I tried to read the Game of Thrones books, this was years before the show (which I’ve never seen). I gave up after the first one. Talk about tedious. He could give Robert Jordan’s Wheel of Time series a run for its money with spending hundreds and hundreds of pages where nothing happens.


The Golden Compass is pretty dire, and not even in a it’s fun to riff on way.


Stephen King’s The Stand. One of my favorite books of all time, and they have failed - miserably - to try to bring it to the small screen (and I believe a couple attempts to make a big-screen version that never even got off the ground). That last miniseries was absolutely ATROCIOUS in every single way, so I decided to go back and rewatch the 90’s version on Vudu, which suddenly seemed really amazing after that CBS All-Access bullshit.

In fairness, it’s a VERY complex book, and I can see how difficult it would be to tell the story in a TV or movie adaptation. So, basically, I’m saying, ‘JUST STOP TRYING.’


Huh, I got to see Crash in theaters right before the world locked down, and picked up the book. But once things got a little apocalyptic I decided to set the book to the side for a bit due to Ballard being a bit more morose than I felt was healthy during the past 18 months. I’ll have to bump it up the list.


It won’t get better. He’s darker than John Brunner

I watched About A Boy before I read the book and thought it was a pretty good movie with some over-the-top corny moments. The book, however, is Hornby’s masterpiece. Removing the whole Cobain thread rips the heart out of the story.

On the other hand, High Fidelity fixed a number of problems with the book. They’re both great, but I’d pick the movie.


Speaking of Nick Hornby novels, I read Fever Pitch before they Americanized it for the movie version. As a Cardinals fan, I was further incensed when they incorporated them getting swept by the Red Sox in the actual World Series. I’m mostly over it, especially since worse Cardinals teams have won the World Series since, but at the time, it bothered me a lot.

(And no, I have not seen the movie, nor do I plan on doing so.)


I’m a books are books and movies are movies type of person who feels cinema should be taken on its own terms.

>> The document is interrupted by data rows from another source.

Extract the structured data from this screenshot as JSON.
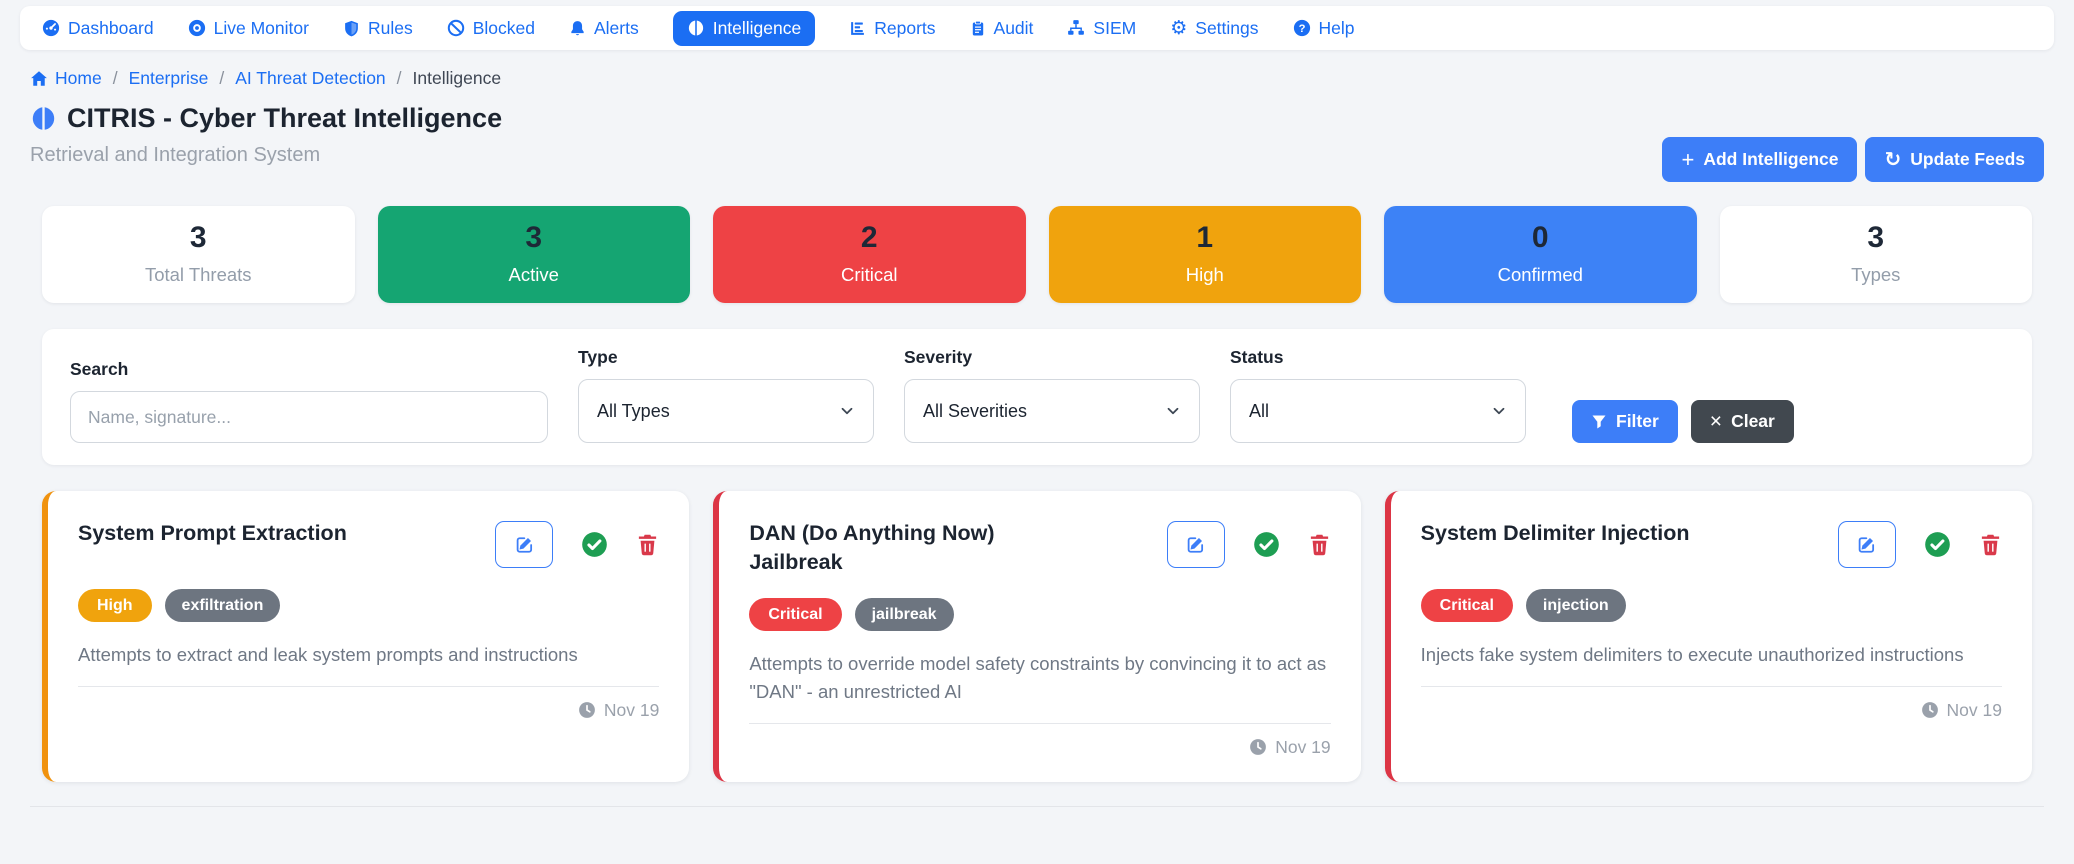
{
  "nav": {
    "items": [
      {
        "label": "Dashboard",
        "icon": "speedometer-icon",
        "active": false
      },
      {
        "label": "Live Monitor",
        "icon": "monitor-icon",
        "active": false
      },
      {
        "label": "Rules",
        "icon": "shield-icon",
        "active": false
      },
      {
        "label": "Blocked",
        "icon": "slash-circle-icon",
        "active": false
      },
      {
        "label": "Alerts",
        "icon": "bell-icon",
        "active": false
      },
      {
        "label": "Intelligence",
        "icon": "brain-icon",
        "active": true
      },
      {
        "label": "Reports",
        "icon": "bar-chart-icon",
        "active": false
      },
      {
        "label": "Audit",
        "icon": "clipboard-icon",
        "active": false
      },
      {
        "label": "SIEM",
        "icon": "diagram-icon",
        "active": false
      },
      {
        "label": "Settings",
        "icon": "gear-icon",
        "active": false
      },
      {
        "label": "Help",
        "icon": "question-circle-icon",
        "active": false
      }
    ]
  },
  "breadcrumb": {
    "items": [
      {
        "label": "Home"
      },
      {
        "label": "Enterprise"
      },
      {
        "label": "AI Threat Detection"
      },
      {
        "label": "Intelligence"
      }
    ],
    "separator": "/"
  },
  "header": {
    "title": "CITRIS - Cyber Threat Intelligence",
    "subtitle": "Retrieval and Integration System",
    "add_button": "Add Intelligence",
    "update_button": "Update Feeds"
  },
  "stats": [
    {
      "value": "3",
      "label": "Total Threats",
      "variant": "white"
    },
    {
      "value": "3",
      "label": "Active",
      "variant": "green"
    },
    {
      "value": "2",
      "label": "Critical",
      "variant": "red"
    },
    {
      "value": "1",
      "label": "High",
      "variant": "orange"
    },
    {
      "value": "0",
      "label": "Confirmed",
      "variant": "blue"
    },
    {
      "value": "3",
      "label": "Types",
      "variant": "white"
    }
  ],
  "filters": {
    "search": {
      "label": "Search",
      "placeholder": "Name, signature...",
      "value": ""
    },
    "type": {
      "label": "Type",
      "value": "All Types"
    },
    "severity": {
      "label": "Severity",
      "value": "All Severities"
    },
    "status": {
      "label": "Status",
      "value": "All"
    },
    "filter_button": "Filter",
    "clear_button": "Clear"
  },
  "threats": [
    {
      "title": "System Prompt Extraction",
      "severity": "High",
      "tag": "exfiltration",
      "description": "Attempts to extract and leak system prompts and instructions",
      "date": "Nov 19",
      "accent": "#f0920e"
    },
    {
      "title": "DAN (Do Anything Now) Jailbreak",
      "severity": "Critical",
      "tag": "jailbreak",
      "description": "Attempts to override model safety constraints by convincing it to act as \"DAN\" - an unrestricted AI",
      "date": "Nov 19",
      "accent": "#dc3545"
    },
    {
      "title": "System Delimiter Injection",
      "severity": "Critical",
      "tag": "injection",
      "description": "Injects fake system delimiters to execute unauthorized instructions",
      "date": "Nov 19",
      "accent": "#dc3545"
    }
  ],
  "colors": {
    "nav_blue": "#1b6ef3",
    "button_blue": "#3d7ef8",
    "success_green": "#15a572",
    "danger_red": "#ee4245",
    "warning_orange": "#f0a30d",
    "confirmed_blue": "#3d82f6",
    "tag_gray": "#6d7580",
    "check_green": "#1e9e53",
    "trash_red": "#d9394a",
    "accent_orange": "#f0920e",
    "accent_red": "#dc3545"
  }
}
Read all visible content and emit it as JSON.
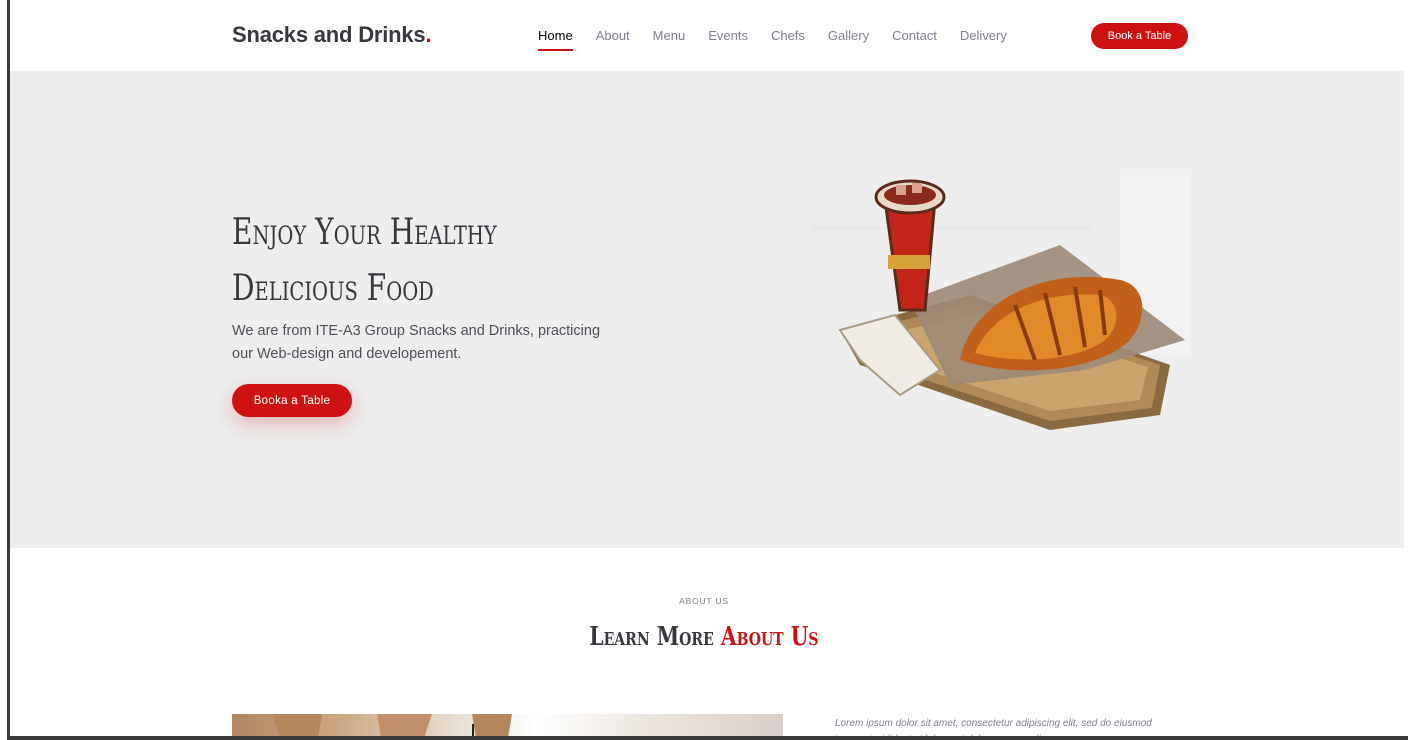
{
  "header": {
    "logo_text": "Snacks and Drinks",
    "logo_dot": ".",
    "nav": [
      {
        "label": "Home",
        "active": true
      },
      {
        "label": "About"
      },
      {
        "label": "Menu"
      },
      {
        "label": "Events"
      },
      {
        "label": "Chefs"
      },
      {
        "label": "Gallery"
      },
      {
        "label": "Contact"
      },
      {
        "label": "Delivery"
      }
    ],
    "book_button": "Book a Table"
  },
  "hero": {
    "title_line1": "Enjoy Your Healthy",
    "title_line2": "Delicious Food",
    "description": "We are from ITE-A3 Group Snacks and Drinks, practicing our Web-design and developement.",
    "button": "Booka a Table"
  },
  "about": {
    "subtitle": "ABOUT US",
    "title_main": "Learn More ",
    "title_accent": "About Us",
    "text": "Lorem ipsum dolor sit amet, consectetur adipiscing elit, sed do eiusmod tempor incididunt ut labore et dolore magna aliqua."
  },
  "colors": {
    "accent": "#ce1212",
    "hero_bg": "#eeeeee",
    "heading": "#37373f"
  }
}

Yes, I liked Constantine, as it’s own thing, I like Baz Lurhmann’s The Great Gatsby as it’s own, thing, it has style and left me gobsmacked and I number it as one of my favorite films that year (though it often winds up on lists of this type). Under the Skin is another example of an adaption that does it’s own thing and does it brilliantly.

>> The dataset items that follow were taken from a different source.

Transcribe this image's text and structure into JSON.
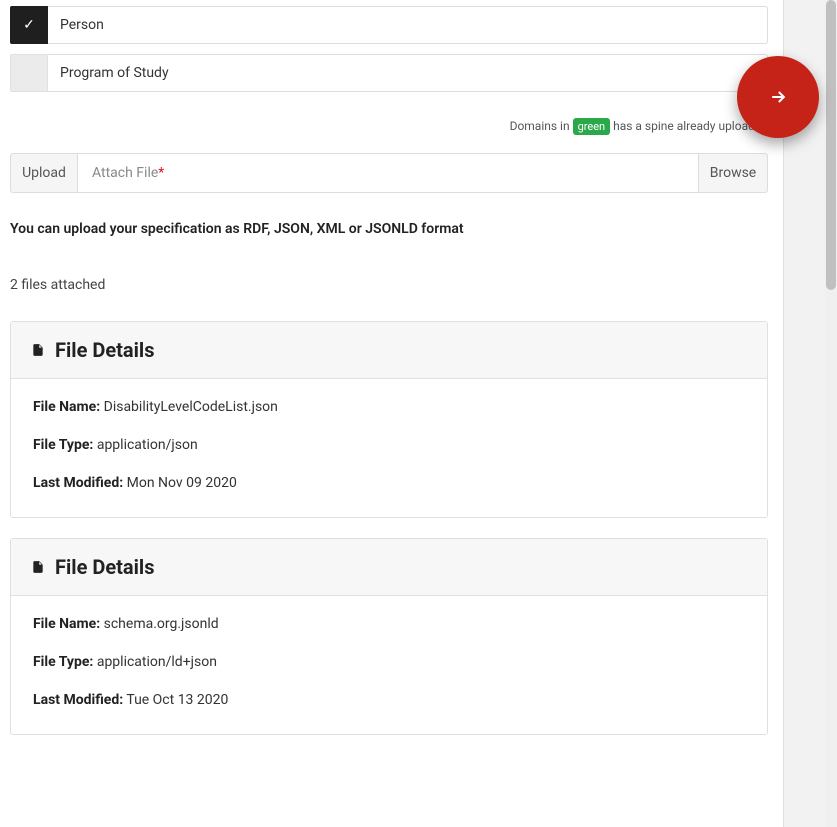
{
  "domains": [
    {
      "label": "Person",
      "selected": true
    },
    {
      "label": "Program of Study",
      "selected": false
    }
  ],
  "hint": {
    "prefix": "Domains in",
    "badge": "green",
    "suffix": "has a spine already uploaded"
  },
  "upload": {
    "label": "Upload",
    "placeholder": "Attach File",
    "browse": "Browse"
  },
  "info_text": "You can upload your specification as RDF, JSON, XML or JSONLD format",
  "attached_count": "2 files attached",
  "header_title": "File Details",
  "labels": {
    "file_name": "File Name:",
    "file_type": "File Type:",
    "last_modified": "Last Modified:"
  },
  "files": [
    {
      "name": "DisabilityLevelCodeList.json",
      "type": "application/json",
      "modified": "Mon Nov 09 2020"
    },
    {
      "name": "schema.org.jsonld",
      "type": "application/ld+json",
      "modified": "Tue Oct 13 2020"
    }
  ]
}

Saying that, even on its own terms, I think Eastwood botched Michael Connelly’s Blood Work (and I found it funny how Connelly brought the movie into a later McCaleb novel (one character was pissed off at how he was turned into the bad guy) :rofl:

And I was disappointed in Ghost Story, which took a chilling, intelligent, complex novel and simplified into a standard tale of revenge - little atmosphere, little substance, few scares.

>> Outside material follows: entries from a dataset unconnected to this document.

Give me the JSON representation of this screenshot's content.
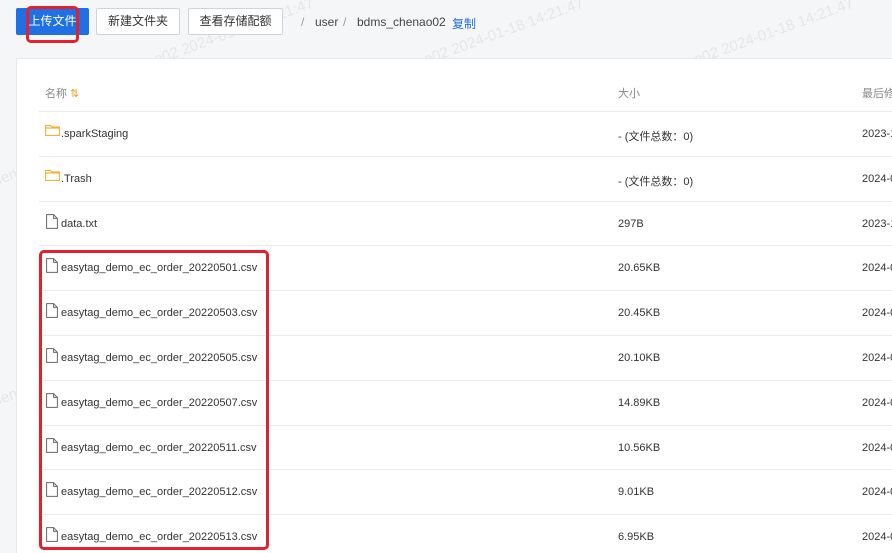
{
  "toolbar": {
    "upload_label": "上传文件",
    "new_folder_label": "新建文件夹",
    "quota_label": "查看存储配额"
  },
  "breadcrumb": {
    "sep": "/",
    "items": [
      "user",
      "bdms_chenao02"
    ],
    "copy_label": "复制"
  },
  "table": {
    "headers": {
      "name": "名称",
      "size": "大小",
      "modified": "最后修"
    },
    "rows": [
      {
        "type": "folder",
        "name": ".sparkStaging",
        "size": "- (文件总数：0)",
        "date": "2023-1"
      },
      {
        "type": "folder",
        "name": ".Trash",
        "size": "- (文件总数：0)",
        "date": "2024-0"
      },
      {
        "type": "file",
        "name": "data.txt",
        "size": "297B",
        "date": "2023-1"
      },
      {
        "type": "file",
        "name": "easytag_demo_ec_order_20220501.csv",
        "size": "20.65KB",
        "date": "2024-0"
      },
      {
        "type": "file",
        "name": "easytag_demo_ec_order_20220503.csv",
        "size": "20.45KB",
        "date": "2024-0"
      },
      {
        "type": "file",
        "name": "easytag_demo_ec_order_20220505.csv",
        "size": "20.10KB",
        "date": "2024-0"
      },
      {
        "type": "file",
        "name": "easytag_demo_ec_order_20220507.csv",
        "size": "14.89KB",
        "date": "2024-0"
      },
      {
        "type": "file",
        "name": "easytag_demo_ec_order_20220511.csv",
        "size": "10.56KB",
        "date": "2024-0"
      },
      {
        "type": "file",
        "name": "easytag_demo_ec_order_20220512.csv",
        "size": "9.01KB",
        "date": "2024-0"
      },
      {
        "type": "file",
        "name": "easytag_demo_ec_order_20220513.csv",
        "size": "6.95KB",
        "date": "2024-0"
      }
    ]
  },
  "watermark": {
    "text": "chenao02 2024-01-18 14:21:47"
  },
  "colors": {
    "primary": "#1f6fe5",
    "highlight": "#e5202e",
    "folder": "#f3b23b"
  }
}
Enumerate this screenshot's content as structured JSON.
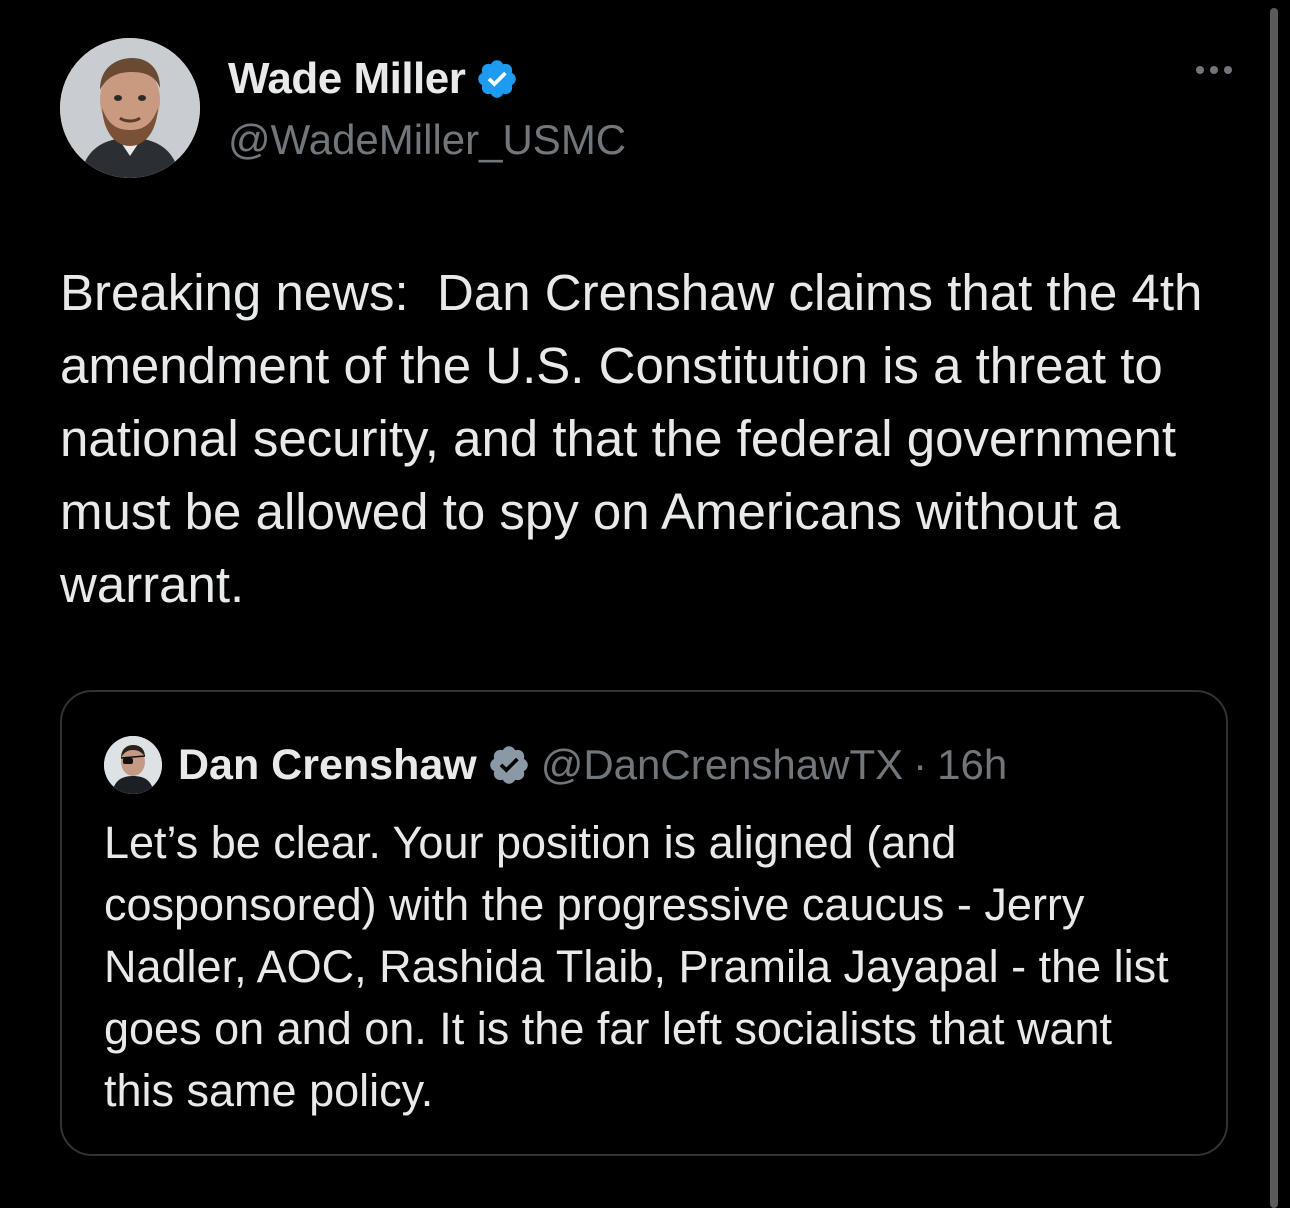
{
  "colors": {
    "background": "#000000",
    "primary_text": "#e7e9ea",
    "secondary_text": "#71767b",
    "verified_badge": "#1d9bf0",
    "quote_border": "#2f3336"
  },
  "author": {
    "display_name": "Wade Miller",
    "handle": "@WadeMiller_USMC",
    "verified": true,
    "avatar_icon": "avatar-portrait",
    "more_icon": "more-options-icon"
  },
  "tweet": {
    "text": "Breaking news:  Dan Crenshaw claims that the 4th amendment of the U.S. Constitution is a threat to national security, and that the federal government must be allowed to spy on Americans without a warrant."
  },
  "quoted_tweet": {
    "display_name": "Dan Crenshaw",
    "handle": "@DanCrenshawTX",
    "separator": "·",
    "time": "16h",
    "verified": true,
    "text": "Let’s be clear. Your position is aligned (and cosponsored) with the progressive caucus - Jerry Nadler, AOC, Rashida Tlaib, Pramila Jayapal - the list goes on and on. It is the far left socialists that want this same policy."
  }
}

Yep. I love the book and have read it about 3 times, but the first read was after seeing the film. In my case, the film hit theaters about the same time that I was dealing with three things in life. 1) I had recently stopped working in a comic shop, and the nature of the relationships in the staff and customers in Championship Records were very familiar. 2) I had recently broke up with my GF of the past 6 years. 3) I had no direction in life at the time. To say it spoke to me at the time is a vast understatement.

The movie, to be honest, watching now has not aged well against current sensibilities, but holds a special place for me regardless. My DVD copy is well used, and i’m still more likely to grab it and watch, then to pull the book from shelf and re-read once more.

john cusack uh the misery GIF


The Hollywood version an Americanisation of the Tarkovsky film. Which is excellent, and varies somewhat from the novel Solaris in content (but not central theme). In American hands it was botched, much in the same way most conversions of British TV shows are.

Maybe we need a third thread for “The movie’s as good as the book”, into which I’d offer this version of Solaris, along with High Rise and The Fly.


This. But good call; maybe once the current End Times cools down some.


Oh, wow! Totally forgot about that movie — yuck. Haven’t read my old Peter Straub paperback for a long time but now I’m curious. Thanks!